Dış Görünüş ve Suç Algısı
Polis memurlarının bir kişiyi şüpheli olarak değerlendirmesinde en büyük faktörlerden biri dış görünüşe dayalı önyargılardır. Giyim tarzı, dövmeler, sakal, saç kesimi ve genel duruş gibi unsurlar, bir kişinin polis tarafından nasıl algılanacağını büyük ölçüde etkileyebilir. Yapılan psikolojik araştırmalar, insanların dış görünüşe göre hızlı ve genellikle bilinçdışı değerlendirmelerde bulunduğunu ortaya koymaktadır. Bu bağlamda, belirli kıyafetleri giyen veya "marjinal" olarak görülen kişilerin polis tarafından daha sık durdurulması kaçınılmaz hale gelebilmektedir. Bir ekşi sözlük kullanıcısının yazdığını okuyalım:
bi arkadaşa geçen yine kimlik sordular. arkadaşta dayanamadi sordu, abi neye göre çekiyosunuz kenara? poliste söylersem moralin bozulur, bosver dedi. yani tespit dogru.
Özellikle toplumda olumsuz stereotiplere maruz kalan bireyler, polis tarafından daha fazla hedef alınmaktadır. Örneğin, kapüşonlu sweatshirt giyen gençlerin suç işleme olasılığı daha yüksekmiş gibi algılanabilmekte, gece saatlerinde tek başına yürüyen bireyler potansiyel tehdit olarak görülebilmektedir. Bunun sonucunda, bazı vatandaşlar yalnızca kıyafet seçimleri nedeniyle bile polis sorgulamalarına maruz kalabilmektedir.
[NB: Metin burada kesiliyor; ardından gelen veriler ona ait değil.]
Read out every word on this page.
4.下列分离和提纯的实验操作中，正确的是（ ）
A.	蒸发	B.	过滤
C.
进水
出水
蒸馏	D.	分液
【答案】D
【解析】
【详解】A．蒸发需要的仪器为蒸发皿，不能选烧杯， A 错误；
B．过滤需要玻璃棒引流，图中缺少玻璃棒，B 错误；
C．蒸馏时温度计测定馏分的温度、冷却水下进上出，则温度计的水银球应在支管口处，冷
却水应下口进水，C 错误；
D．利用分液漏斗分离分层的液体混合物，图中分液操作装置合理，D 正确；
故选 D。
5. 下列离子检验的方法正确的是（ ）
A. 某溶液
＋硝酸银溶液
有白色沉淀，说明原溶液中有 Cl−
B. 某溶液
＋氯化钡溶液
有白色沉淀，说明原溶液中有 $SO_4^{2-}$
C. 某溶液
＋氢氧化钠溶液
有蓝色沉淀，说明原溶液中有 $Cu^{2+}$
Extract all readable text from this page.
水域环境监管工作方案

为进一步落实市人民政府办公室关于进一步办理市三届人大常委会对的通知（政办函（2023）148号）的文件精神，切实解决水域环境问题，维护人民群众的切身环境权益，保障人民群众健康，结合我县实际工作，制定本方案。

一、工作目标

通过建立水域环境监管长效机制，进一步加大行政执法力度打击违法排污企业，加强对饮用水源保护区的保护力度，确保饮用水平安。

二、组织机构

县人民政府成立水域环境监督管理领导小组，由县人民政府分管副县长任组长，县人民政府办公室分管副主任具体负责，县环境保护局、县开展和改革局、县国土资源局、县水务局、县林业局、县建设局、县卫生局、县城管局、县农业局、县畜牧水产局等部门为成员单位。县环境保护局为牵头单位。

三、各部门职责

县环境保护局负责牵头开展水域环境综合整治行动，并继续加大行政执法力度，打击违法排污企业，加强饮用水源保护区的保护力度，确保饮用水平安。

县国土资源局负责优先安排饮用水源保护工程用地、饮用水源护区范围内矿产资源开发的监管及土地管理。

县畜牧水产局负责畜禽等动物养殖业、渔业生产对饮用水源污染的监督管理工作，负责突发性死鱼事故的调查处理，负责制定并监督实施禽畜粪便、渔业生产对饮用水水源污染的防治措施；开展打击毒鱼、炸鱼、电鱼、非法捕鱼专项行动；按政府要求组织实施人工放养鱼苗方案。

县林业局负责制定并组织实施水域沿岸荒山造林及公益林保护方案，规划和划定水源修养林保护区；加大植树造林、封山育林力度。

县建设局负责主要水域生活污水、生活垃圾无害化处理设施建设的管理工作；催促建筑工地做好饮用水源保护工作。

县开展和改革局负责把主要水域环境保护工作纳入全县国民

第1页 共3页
Polis ve Toplum Arasındaki Güvenin Zedelenmesi
Dış görünüşe dayalı çevirmeler ve sorgulamalar, toplumun belirli kesimlerinde polis teşkilatına karşı güvensizlik oluşturabilir. İnsanlar, suç işlemeseler bile yalnızca fiziksel görünümleri nedeniyle sürekli durdurulduklarında, polisle olumlu bir ilişki kurmak yerine korku ve güvensizlik hissetmeye başlayabilirler. Brezilya'da yapılan bir anket, halkın büyük bir kısmının polis teşkilatının tarafsız olmadığına inandığını ortaya koymuştur. Benzer şekilde, ABD ve Avrupa'daki araştırmalar, göçmen toplulukların polisle ilişkilerinde büyük bir güvensizlik yaşadığını göstermektedir.
Bu güvensizlik, toplumda polisle iş birliği yapma eğilimini de azaltır. Örneğin, daha önce haksız bir şekilde durdurulmuş veya kötü muameleye maruz kalmış bir birey, bir suç gördüğünde veya yardıma ihtiyacı olduğunda polise başvurmaktan çekinebilir. Bu da genel anlamda kamu düzeninin sağlanmasını zorlaştırabilir.
Polis Eğitiminde Önyargıların Azaltılması
Polis memurlarının önyargılarının farkına varması ve bu önyargılarla mücadele edebilmesi için çeşitli eğitim programları uygulanmalıdır. Birçok ülke, polislerin bilinçaltı önyargılarını tanıyabilmesi ve bu önyargılarla mücadele edebilmesi için özel programlar geliştirmektedir. Örneğin, Almanya ve Kanada'da polis memurları, bilinçaltı ayrımcılık konusunda düzenli eğitimlere tabi tutulmaktadır. Bu eğitimler, polis memurlarının kişisel önyargılarının farkına varmasını sağlarken, aynı zamanda daha tarafsız ve adil bir polislik anlayışını teşvik etmektedir.
Ayrıca, polis teşkilatlarında hesap verebilirlik mekanizmalarının güçlendirilmesi de büyük önem taşımaktadır. Polislerin keyfi durdurmalar yapmasının önüne geçmek için çevirme ve sorgulama süreçlerinin daha şeffaf hale getirilmesi gerekmektedir. Örneğin, vücut kameralarının kullanımı, polis-vatandaş etkileşimlerini objektif bir şekilde kayıt altına alarak olası hak ihlallerinin önüne geçebilir.